BÖLÜM 5 ( عروسی)

34.1K 1.5K 204
                                    

Düğün: عروسی

İnsanın, kaçmak istediği şeyi sürekli hatırlamak zorunda kalması çok zormuş. Kendi kendine hatırlaması daha da.

این سخت است برای یک مرد به خاطر داشته باشید آنچه که او می خواهد برای فرار. او خود را به یاد.

İbrahim omuzları düşük yüzü asık girdi avludan içeri. Ezo onunla evleneceği için canına kıymaya kalkışmıştı. Kötü hissetti. Alışkın değildi belki de. Hayatı boyunca hep istenen adam olmuştu. İlk defa bir kız onu istemiyordu. Bunu onu görmediği için istememiş olabileceğine yordu. Ama peşi sıra düşüncesi suya düştü.

Hiç bir zaman soyadına tamah eden biri olmasa da soyadının bile yeteceğini gördüğü o kadar kız vardı ki peşinde. Ezo sırf soyundan ötürü ona varacak sanmıştı. Yanılmıştı da. Arık(dere kenarı) da hüngür hüngür ağlarken ne soyadını umursuyordu ne de kavuşacağı imkanları.

İstememişti kız onu. Kabul etmeliydi. Ya başka birini seviyordu ya da birini sevip öyle evlenmeyi bekliyordu. Yadırgayamadı İbrahim onu. İçten içe bir yanı hak bile veriyordu o kıza. Sevmek güzel şeydi ya da sevilmek. Sevmemişti . Lakin çok sevilmişti. Adama güzel hissettirirdi. Diri tutardı.
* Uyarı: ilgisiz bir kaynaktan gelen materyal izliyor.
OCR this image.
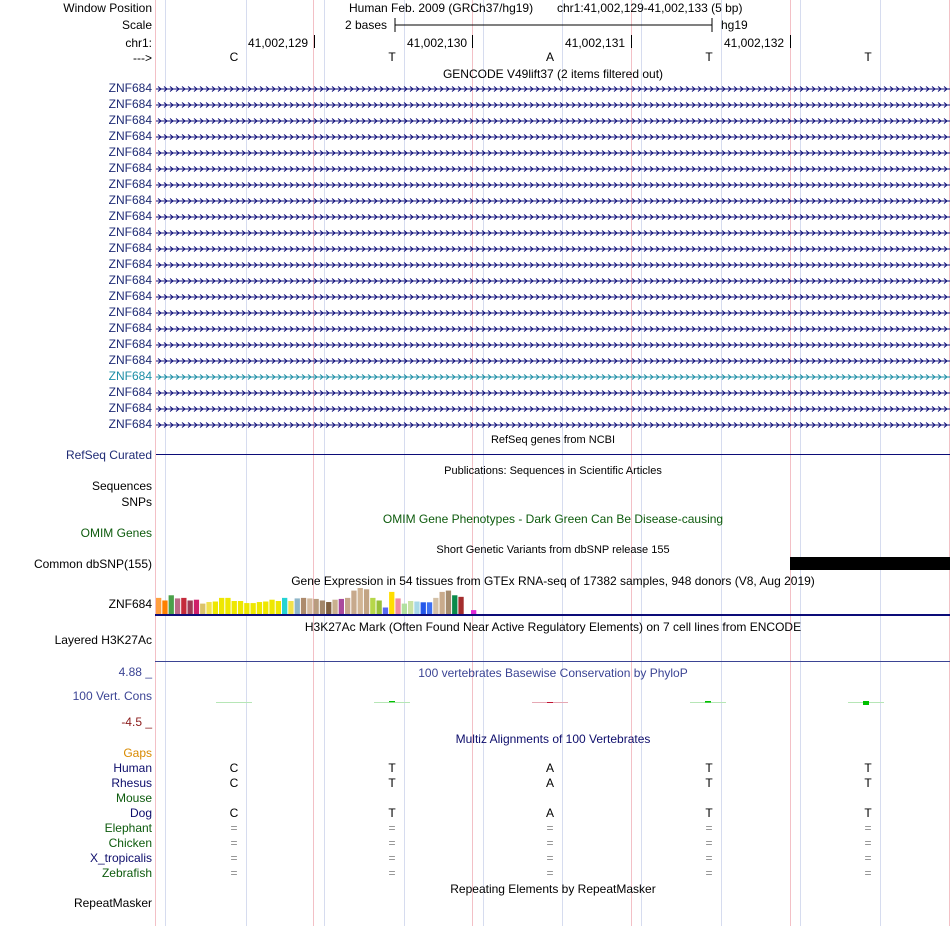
Window Position
Scale
chr1:
--->
Human Feb. 2009 (GRCh37/hg19) chr1:41,002,129-41,002,133 (5 bp)
2 bases	hg19
41,002,129	41,002,130	41,002,131	41,002,132
C	T	A	T	T
GENCODE V49lift37 (2 items filtered out)
ZNF684
ZNF684
ZNF684
ZNF684
ZNF684
ZNF684
ZNF684
ZNF684
ZNF684
ZNF684
ZNF684
ZNF684
ZNF684
ZNF684
ZNF684
ZNF684
ZNF684
ZNF684
ZNF684
ZNF684
ZNF684
ZNF684
RefSeq genes from NCBI
RefSeq Curated
Publications: Sequences in Scientific Articles
Sequences
SNPs
OMIM Gene Phenotypes - Dark Green Can Be Disease-causing
OMIM Genes
Short Genetic Variants from dbSNP release 155
Common dbSNP(155)
Gene Expression in 54 tissues from GTEx RNA-seq of 17382 samples, 948 donors (V8, Aug 2019)
ZNF684
H3K27Ac Mark (Often Found Near Active Regulatory Elements) on 7 cell lines from ENCODE
Layered H3K27Ac
100 vertebrates Basewise Conservation by PhyloP
4.88 _
100 Vert. Cons
-4.5 _
Multiz Alignments of 100 Vertebrates
Gaps
Human	C	T	A	T	T
Rhesus	C	T	A	T	T
Mouse
Dog	C	T	A	T	T
Elephant	=	=	=	=	=
Chicken	=	=	=	=	=
X_tropicalis	=	=	=	=	=
Zebrafish	=	=	=	=	=
Repeating Elements by RepeatMasker
RepeatMasker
"Oğul? Nerden gelirsin böyle?".

Annesi biricik oğlunun yıkık halini görünce elemekte olduğu unu bir kenara bırakıp undan bembeyaz olmuş üstüne başına aldırmayıp oğluna atıldı. Kısa olması engel değildi. İbrahim ona doğru eğiliyordu her defasında. Mustafa gibi kollarını boş bırakmıyordu.

"Bir şey olduğu yok anacım. Arıka indim gene".

Kollarını uzun oğlunun boynundan çözen Sultan sitemli bir bakış attı. Yetmedi ellerini beline koyup kafasını salladı.

"Ne bu hal o vakit? Bir şey yoksa neye bu hallar?".

"Ne varmış halımda ana?".

"Yüzünden düşen bin parça! Sende duydun herhal olanları?".

"Ne olmuş? Heç bir şey duymadım ben".

"Ezo'yu diyom. Babası geldi az evvelcene. Uğursuz uğursuz konuştu mendebur. Sonrasıya çekti gitti".

Ezo adını duyunca dere kenarına bir daha gitti aklı İbrahim'in. Onun yüzünden ağlayan güzeller güzeli Ezo'yu. Bir daha ağlama demişti gider ayak. Sebebi o bile olsa ağlamayacaktı güzel kız. O hayran kaldığı ela yeşil gözleri kızarana değin salya sümük ağlatmamalıydı kimse onu.

"Bitti gitti ana o mesele. Sende kapat".

"İbrahim...ne diyorsun oğul sen?".

"Ne dediğimi duydun ana. O kızdan bana yar olmaz artık".

"İstiyorsun sanmıştım. İstemiyon yoksa?".

"Ben istesem ne değişecek ana? Zorla mı alacaz kızı".

"Kaçırırız. Sen istiyom de anan kendi elleriyle alır getirir!".

"Ana...ettiğin laf mı şimdi? Ne kaçırması ne kendi elinle tutup getirmek? Bitti diyom. Bitti".

"İbrahim..".

İbrahim yine boynuna atılmaya kalkışan anasının kollarından tutarak kendinden uzaklaştırdı. Sırası değildi ısrar etmenin. Ezo'nun kararıydı bu. Ve kendi de dahil bu karara uyacaktı. Yetmişti bu coğrafya da erkeklerin istediği gibi at koşturması. Neden evlilikte son söz erkeklere kalıyordu ki? Tek başlarına mı gerdeğe giriyorlardı bir ömür bir başlarına mı iş tutuyorlardı?.